Вся остальная компания, за исключением Попова, по большей части бездельничала, бесцельно слоняясь из угла в угол. Пещера от этих перемещений стала чем-то напоминать наш участок внутренних дел в пятницу вечером. Вроде все бегают и изображают каторжный труд, а на самом деле работа закончилась еще с утра, и теперь каждый ждет, когда наконец можно будет умчаться домой.
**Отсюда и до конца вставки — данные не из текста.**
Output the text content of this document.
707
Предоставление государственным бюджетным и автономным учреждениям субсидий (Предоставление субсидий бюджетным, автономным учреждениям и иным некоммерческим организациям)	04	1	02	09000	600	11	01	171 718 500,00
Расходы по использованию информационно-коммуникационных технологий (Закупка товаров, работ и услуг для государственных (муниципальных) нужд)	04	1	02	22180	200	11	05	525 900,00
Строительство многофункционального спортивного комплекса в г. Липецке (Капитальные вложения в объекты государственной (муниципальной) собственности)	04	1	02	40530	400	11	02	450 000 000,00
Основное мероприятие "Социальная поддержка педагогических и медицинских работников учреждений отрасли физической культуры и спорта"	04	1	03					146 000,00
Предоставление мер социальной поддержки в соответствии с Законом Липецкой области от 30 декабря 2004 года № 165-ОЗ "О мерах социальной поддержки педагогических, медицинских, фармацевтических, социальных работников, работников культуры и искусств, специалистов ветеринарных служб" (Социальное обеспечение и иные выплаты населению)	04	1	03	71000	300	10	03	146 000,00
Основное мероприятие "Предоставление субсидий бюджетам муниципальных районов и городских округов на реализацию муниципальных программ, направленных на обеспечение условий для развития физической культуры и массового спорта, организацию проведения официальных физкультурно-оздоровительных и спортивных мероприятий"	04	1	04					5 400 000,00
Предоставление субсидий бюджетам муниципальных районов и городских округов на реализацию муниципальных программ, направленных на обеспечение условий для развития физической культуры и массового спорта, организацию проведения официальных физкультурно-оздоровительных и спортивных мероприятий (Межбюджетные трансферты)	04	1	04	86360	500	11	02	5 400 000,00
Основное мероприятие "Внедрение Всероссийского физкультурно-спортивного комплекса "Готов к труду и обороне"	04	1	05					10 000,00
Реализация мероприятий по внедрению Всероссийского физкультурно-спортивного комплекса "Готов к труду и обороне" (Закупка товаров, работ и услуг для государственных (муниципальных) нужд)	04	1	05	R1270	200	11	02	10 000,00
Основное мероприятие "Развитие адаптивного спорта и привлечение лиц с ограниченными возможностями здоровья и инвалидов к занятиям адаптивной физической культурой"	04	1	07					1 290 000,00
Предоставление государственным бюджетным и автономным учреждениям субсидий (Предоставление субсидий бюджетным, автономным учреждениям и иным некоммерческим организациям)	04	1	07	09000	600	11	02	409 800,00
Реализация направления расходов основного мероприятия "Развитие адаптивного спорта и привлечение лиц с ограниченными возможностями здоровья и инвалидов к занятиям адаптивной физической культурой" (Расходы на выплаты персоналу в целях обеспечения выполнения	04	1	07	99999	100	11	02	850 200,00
Исключения составляли только дежурные. Они роились в «аквариуме» и рассыпались язвительными репликами по поводу каждого, кто заходил туда и уведомлял, что отправляется «поработать со свидетелями» и обратно не вернется. А уж своим мрачным видом каждый из дежурного наряда мог бы легко оставить позади знаменитый замок Дракулы.
Ярким образчиком именно такого состояния души и являлся Попов. Усердно листая мерлиновские книги, Андрюша пытался понять хоть слово из рецепта приготовления философского камня и страшно раздражался, когда кто-нибудь из праздношатающихся попадался в его поле зрения. А если учесть, что единственный стол в пещере стоял как раз в самом ее центре, то становится ясно, что раздражение Попова постоянно и усердно подпитывалось.